“Les outils induisent un système de pensée”
Un article intéressant sur internetactu.net pose le débat entre papier et écran. C’est du lourd, cet article : je le recommande. On y découvre au final, un choc des cultures entre deux visions de la communication écrite, qui déclenche évidemment des passions.
Pourquoi un tel choc ? L’article développe très bien les différences entre ces supports. Personnellement, je fais un parallèle immédiat avec ce que j’ai souvent rencontré dans les oppositions entre partisans du Mac et ceux du PC. Plus généralement, on retrouve ces débats entre dispositifs techniques, par exemple entre marques de téléphone. (Maintenant que le téléphone est devenu un PC… ou un iPhone, c’est facile…).
Au delà de l’attachement affectif (déclenché par quoi ? J’y viens), il y a de bonnes raisons rattacher ces préférences individuelles (ou collectives) à un principe très riche en signification :
“Les outils induisent un système de pensée”
Cette explication m’a permis de dépassionner et de rendre objectifs certains choix technologiques dans mon métier. Oui, nous réagissons avec subjectivité. Mais ce libre-arbitre est aussi influencé par les outils que nous pratiquons, tout comme les outils induisent des pratiques. Nous assimilons ces expériences (positives ou négatives), nous nous adaptons à ces dispositifs techniques. La qualité propre de ces outils n’est pas forcément le premier critère d’assimilation : il s’agit parfois de “survie”. (Qui n’a pas abdiqué sa “raison” devant une machine pour atteindre son but ?). Un savoir ou savoir-faire acquis a toujours l’avantage sur un nouvel apprentissage.
Je pense que l’ensemble de nos expériences (positives ou déceptives) face à la technologie devient notre culture et une part de notre identité. Cette culture est un critère d’appartenance à un groupe par les savoir-faire communs.
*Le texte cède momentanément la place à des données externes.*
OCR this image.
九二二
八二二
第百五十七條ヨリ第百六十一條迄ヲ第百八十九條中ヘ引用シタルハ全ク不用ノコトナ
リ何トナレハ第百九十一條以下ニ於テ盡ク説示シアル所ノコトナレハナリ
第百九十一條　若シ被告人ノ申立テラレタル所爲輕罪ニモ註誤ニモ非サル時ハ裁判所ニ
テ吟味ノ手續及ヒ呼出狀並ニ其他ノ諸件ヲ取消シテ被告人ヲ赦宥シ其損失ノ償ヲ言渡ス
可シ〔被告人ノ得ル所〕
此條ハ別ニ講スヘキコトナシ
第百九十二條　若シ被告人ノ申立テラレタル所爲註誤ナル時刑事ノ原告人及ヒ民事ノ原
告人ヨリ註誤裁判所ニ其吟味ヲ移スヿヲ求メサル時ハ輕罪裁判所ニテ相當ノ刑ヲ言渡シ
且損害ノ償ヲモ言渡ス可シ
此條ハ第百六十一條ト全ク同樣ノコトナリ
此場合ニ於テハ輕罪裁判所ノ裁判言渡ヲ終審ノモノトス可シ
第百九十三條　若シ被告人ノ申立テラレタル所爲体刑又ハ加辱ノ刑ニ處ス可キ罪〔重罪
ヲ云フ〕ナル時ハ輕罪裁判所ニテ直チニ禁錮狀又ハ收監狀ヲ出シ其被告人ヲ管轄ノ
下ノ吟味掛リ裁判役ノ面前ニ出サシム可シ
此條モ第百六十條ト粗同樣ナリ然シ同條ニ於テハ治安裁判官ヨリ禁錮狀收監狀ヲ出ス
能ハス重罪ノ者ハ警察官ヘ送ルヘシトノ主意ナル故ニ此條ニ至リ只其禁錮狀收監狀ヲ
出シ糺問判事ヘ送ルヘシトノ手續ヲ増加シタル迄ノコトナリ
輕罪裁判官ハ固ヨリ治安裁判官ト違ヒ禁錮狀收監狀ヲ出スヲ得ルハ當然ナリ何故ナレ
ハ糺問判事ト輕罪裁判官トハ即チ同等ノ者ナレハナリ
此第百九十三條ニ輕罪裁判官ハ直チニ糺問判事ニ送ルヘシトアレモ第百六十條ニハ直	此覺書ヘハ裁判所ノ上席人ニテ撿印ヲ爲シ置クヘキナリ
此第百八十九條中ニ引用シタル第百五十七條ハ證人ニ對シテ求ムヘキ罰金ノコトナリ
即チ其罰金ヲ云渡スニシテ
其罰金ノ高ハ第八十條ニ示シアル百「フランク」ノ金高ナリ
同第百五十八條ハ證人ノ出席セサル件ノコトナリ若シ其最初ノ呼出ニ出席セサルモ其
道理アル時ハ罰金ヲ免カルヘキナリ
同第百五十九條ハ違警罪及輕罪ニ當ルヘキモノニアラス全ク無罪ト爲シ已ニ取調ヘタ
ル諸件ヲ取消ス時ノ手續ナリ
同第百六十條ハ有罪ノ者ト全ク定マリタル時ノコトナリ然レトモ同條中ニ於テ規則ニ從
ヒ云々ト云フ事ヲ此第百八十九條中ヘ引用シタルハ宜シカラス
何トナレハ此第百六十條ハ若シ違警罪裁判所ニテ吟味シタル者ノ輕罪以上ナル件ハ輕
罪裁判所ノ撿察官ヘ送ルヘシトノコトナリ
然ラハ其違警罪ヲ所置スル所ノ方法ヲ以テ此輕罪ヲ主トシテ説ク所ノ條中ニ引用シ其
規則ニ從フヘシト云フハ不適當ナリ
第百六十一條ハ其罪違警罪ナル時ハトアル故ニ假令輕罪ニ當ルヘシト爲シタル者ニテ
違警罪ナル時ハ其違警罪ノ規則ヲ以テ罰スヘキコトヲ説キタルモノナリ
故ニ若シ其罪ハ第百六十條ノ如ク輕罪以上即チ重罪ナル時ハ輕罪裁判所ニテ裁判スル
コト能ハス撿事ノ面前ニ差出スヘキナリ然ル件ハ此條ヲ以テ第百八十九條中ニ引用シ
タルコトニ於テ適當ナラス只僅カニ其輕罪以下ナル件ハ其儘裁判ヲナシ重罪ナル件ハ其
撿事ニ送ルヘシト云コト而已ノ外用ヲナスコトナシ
Elle est donc défendue, individuellement ou collectivement en tant que valeur, parfois avec passion.
Revenons sur les effets secondaires de cette assimilation culturelle : on conviendra que l’ordinateur est un outil un peu plus sophistiqué qu’un manche de pioche… Il suffit pourtant de comparer les mains d’un artisan avec celles d’un salarié du tertiaire. Si si ! Vous êtes droitiers ? Retournez votre main droite, comparez au niveau du poignet avec votre main gauche… Vous y êtes ? Oui, c’est la manipulation de la souris qui laisse cette trace sur votre peau. Imaginez le nombre de clics par jour, et transposez avec une pioche…

Les traces les moins visibles sont les plus intéressantes. Dans un prochain post, je compte bien faire l’inventaire de ces effets secondaires sur notre intelligence. L’acculturation à l’informatique ne s’est pas toujours faite sans mal. Je connais pas mal de personnes parmi ces gens “nuls en informatique”, dont le problème n’est pas le QI mais l’intégrité intellectuelle.
Comprendre les systèmes de pensées est une clé pour évoluer dans la culture numérique.